In LMICs, very often the minimum requirements for healthcare are not, or barely, met; and even then mainly in urban areas. Local decision-makers have to think about their community well-being, try not to harm, and to make optimal use of the resources available.

Unfortunately, despite the fact that LMIC could be hit hard by the pandemic; to the best of our knowledge, no guidance has been made available for low-resource settings to implement a treatment facility, nor is there a list with second or third alternative (down-scaled) options. Interestingly, this is in stark contrast to a situation in HICs, where the lack of ventilators spawned a series of publications/recommendations on whom to select for mechanical ventilation, arguably a 2nd choice treatment, as standard of care would be to ventilate all [25].
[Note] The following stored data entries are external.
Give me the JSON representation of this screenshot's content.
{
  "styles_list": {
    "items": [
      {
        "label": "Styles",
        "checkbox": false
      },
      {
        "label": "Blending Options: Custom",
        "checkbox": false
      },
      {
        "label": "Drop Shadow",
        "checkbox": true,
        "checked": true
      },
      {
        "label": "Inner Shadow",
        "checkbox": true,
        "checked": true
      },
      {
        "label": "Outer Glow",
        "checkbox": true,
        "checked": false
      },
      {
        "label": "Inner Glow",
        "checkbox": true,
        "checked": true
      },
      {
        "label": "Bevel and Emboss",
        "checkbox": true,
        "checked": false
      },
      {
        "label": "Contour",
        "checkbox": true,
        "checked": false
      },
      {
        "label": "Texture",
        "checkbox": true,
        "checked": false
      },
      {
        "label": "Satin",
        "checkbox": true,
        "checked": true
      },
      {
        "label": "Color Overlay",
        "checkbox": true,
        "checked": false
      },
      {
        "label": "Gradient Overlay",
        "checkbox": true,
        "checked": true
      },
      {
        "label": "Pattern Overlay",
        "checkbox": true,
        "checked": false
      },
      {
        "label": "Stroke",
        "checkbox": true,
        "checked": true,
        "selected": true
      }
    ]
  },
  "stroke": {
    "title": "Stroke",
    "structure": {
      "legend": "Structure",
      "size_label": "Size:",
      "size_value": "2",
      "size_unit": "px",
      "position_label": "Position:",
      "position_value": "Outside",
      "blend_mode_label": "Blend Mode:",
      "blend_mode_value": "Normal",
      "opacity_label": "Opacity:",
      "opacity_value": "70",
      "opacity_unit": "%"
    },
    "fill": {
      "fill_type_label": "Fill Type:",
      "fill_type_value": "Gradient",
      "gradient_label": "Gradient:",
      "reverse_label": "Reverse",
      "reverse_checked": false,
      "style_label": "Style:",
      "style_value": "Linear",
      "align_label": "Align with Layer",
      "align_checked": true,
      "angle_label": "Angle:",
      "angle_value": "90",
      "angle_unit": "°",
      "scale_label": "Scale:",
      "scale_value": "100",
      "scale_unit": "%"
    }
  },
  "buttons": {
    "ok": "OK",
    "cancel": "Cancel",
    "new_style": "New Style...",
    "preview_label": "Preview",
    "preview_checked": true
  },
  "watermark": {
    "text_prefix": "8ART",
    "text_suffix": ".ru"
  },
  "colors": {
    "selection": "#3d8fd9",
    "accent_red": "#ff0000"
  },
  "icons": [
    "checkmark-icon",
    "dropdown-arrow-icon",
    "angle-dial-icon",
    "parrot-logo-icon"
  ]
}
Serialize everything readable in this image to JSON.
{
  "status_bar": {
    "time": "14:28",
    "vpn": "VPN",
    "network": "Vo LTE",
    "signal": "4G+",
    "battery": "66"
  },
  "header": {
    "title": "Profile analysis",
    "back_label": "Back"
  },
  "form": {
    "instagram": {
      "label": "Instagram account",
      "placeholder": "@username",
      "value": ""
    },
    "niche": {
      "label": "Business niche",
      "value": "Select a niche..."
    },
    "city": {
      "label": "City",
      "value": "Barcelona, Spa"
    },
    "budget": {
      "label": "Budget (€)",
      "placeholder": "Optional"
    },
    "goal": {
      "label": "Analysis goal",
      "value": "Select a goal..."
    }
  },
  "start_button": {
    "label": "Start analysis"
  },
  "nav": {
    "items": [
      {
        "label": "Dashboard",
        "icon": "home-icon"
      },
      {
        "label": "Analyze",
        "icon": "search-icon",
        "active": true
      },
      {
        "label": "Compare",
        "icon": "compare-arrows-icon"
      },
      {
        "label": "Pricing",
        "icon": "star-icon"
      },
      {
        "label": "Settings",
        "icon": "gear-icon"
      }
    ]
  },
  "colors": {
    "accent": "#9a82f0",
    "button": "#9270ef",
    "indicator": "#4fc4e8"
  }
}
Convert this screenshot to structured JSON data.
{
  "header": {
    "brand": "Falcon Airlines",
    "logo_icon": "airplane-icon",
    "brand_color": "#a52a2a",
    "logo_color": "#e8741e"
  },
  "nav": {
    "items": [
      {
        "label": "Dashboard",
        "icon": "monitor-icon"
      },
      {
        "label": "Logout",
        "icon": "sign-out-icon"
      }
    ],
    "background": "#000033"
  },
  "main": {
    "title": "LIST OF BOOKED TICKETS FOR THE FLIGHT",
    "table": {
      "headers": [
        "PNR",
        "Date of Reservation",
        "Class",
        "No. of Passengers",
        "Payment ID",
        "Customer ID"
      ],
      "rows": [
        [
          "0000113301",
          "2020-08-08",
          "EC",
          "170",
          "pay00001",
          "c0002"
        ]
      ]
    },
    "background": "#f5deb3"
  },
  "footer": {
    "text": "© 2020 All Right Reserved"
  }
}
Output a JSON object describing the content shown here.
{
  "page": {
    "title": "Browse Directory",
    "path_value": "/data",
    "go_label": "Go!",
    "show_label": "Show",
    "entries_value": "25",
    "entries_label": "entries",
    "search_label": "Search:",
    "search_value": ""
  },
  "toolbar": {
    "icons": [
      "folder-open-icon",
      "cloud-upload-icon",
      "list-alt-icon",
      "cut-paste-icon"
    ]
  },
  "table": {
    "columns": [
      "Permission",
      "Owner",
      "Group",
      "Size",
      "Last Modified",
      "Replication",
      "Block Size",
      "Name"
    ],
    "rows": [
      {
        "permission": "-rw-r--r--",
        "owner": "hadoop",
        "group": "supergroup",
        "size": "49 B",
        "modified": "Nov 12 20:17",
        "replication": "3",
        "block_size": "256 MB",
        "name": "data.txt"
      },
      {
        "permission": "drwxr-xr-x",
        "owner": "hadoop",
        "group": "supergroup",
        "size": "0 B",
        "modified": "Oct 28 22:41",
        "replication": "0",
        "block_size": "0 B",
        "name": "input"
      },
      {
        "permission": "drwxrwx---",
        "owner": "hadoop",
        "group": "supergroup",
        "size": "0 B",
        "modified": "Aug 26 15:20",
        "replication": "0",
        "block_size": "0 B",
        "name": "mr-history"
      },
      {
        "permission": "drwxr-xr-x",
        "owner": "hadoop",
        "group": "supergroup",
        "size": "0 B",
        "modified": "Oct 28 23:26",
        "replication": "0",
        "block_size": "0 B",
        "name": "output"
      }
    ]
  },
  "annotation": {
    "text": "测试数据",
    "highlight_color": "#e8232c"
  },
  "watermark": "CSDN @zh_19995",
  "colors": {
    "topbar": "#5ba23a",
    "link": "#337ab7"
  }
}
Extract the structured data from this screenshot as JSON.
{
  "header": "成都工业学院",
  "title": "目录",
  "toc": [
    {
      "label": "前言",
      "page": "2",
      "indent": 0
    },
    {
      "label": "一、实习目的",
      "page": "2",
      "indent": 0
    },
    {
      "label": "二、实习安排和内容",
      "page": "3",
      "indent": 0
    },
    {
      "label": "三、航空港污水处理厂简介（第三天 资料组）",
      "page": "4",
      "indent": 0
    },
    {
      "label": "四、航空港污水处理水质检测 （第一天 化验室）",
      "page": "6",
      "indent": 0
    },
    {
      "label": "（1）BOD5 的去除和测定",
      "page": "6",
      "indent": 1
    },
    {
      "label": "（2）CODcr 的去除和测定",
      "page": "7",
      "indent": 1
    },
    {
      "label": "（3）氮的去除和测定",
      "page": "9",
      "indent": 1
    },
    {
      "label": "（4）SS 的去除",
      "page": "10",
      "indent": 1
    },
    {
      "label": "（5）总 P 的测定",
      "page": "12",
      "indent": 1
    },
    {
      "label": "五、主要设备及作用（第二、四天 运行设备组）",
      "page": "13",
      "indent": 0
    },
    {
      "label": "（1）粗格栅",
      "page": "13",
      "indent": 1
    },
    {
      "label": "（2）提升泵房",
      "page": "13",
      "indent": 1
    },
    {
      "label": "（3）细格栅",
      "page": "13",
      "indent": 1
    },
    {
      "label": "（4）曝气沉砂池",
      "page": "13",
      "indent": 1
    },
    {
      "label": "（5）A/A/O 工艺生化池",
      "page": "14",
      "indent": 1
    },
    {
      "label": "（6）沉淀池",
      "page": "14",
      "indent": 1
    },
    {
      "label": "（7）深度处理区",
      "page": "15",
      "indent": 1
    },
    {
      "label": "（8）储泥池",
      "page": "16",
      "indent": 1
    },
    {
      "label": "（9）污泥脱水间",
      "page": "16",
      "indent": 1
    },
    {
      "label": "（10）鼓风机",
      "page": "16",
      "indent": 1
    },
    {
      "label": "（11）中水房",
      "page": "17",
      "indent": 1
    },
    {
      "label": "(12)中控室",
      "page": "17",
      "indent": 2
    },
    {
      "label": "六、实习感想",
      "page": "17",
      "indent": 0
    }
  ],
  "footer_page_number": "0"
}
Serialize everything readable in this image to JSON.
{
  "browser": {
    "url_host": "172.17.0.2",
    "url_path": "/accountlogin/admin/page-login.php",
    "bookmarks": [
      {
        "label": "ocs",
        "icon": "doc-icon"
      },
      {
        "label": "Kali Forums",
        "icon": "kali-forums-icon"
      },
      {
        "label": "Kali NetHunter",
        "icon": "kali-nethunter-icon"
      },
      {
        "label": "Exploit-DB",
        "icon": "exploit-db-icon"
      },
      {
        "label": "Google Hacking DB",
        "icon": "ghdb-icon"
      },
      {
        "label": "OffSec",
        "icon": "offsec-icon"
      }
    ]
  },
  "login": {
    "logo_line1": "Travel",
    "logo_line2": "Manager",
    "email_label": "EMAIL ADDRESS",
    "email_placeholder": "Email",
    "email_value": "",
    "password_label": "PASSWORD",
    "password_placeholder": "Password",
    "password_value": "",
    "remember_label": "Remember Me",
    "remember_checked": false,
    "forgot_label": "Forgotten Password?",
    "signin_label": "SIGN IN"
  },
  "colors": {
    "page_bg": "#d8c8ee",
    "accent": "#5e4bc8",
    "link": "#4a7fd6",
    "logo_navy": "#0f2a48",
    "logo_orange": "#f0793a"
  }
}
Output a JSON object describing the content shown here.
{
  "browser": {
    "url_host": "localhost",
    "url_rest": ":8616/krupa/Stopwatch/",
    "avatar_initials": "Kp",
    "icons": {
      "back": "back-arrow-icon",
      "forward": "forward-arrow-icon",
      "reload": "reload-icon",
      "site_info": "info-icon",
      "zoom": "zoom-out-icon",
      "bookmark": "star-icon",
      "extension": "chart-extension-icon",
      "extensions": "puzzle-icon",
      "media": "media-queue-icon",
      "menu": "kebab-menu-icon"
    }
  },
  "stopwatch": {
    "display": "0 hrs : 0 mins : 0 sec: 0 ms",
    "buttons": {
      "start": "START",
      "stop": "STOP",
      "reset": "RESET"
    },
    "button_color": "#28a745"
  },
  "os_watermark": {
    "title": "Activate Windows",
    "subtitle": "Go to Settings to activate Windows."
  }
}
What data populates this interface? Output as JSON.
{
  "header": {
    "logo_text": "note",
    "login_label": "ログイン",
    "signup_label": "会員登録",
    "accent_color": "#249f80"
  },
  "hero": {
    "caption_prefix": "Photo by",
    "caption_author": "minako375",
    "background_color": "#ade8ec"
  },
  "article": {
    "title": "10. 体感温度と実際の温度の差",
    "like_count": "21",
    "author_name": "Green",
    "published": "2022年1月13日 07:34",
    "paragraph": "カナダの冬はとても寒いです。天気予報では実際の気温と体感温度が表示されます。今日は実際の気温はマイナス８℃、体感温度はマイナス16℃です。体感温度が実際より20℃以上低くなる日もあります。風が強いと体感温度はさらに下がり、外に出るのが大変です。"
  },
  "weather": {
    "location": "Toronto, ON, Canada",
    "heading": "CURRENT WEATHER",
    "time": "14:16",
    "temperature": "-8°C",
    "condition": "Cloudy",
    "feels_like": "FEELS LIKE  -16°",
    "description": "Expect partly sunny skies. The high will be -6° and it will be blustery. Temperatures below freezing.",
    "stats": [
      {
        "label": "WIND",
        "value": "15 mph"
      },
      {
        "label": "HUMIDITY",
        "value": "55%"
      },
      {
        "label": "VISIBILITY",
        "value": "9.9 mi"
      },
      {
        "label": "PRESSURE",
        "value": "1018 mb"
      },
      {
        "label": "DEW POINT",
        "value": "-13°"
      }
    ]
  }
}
At Masanga Hospital, with the same probably happening in many other locations elsewhere, we tried to establish a standard SARI treatment center [15], in light of the common challenge in LMIC: “If the best is not available, the available becomes the best” and as in our setting; in many other places, it might as well be necessary to modify guidelines to adjust to local realities in a low-income setting.

In conclusion, LMICs are usually confronted with compromised health infrastructures; pre-existing overcrowded hospitals which exceed their capacity; quantitative and qualitative deficiencies in human resources, materials or knowledge; unstable power supplies; unsafe water sources; or hazardous waste management. As healthcare systems are obviously very different in LMIC compared to HIC, a one-size-fits-all approach does not work in the global fight against this pandemic. Similar challenges in different HCS warrant different strategies and recommendations, especially in LMIC, and there, in particular, in remote areas. For the next pandemic, we need to be better prepared [26].

What to do if best medical care is not available? We should consider how locally accessible resources could be adapted and best used to deliver a more tailored and realistic, even if less favourable solution, that in the end will be better than the (likely) unrealistic implementation of high, but not attainable standards. Because the highest-possible, yet realistic level of care is better than no care at all.

Potential conflicts of interest

None of the authors has any conflict of interest to declare.

Financial support

None received.

Author contributions

JHD, TBM, MPG conceived the paper. JHD, with input from TBM, MPG, and TH, wrote the first draft. All authors discussed the ideas, contributed to the writing of, and endorsed the final version of the paper.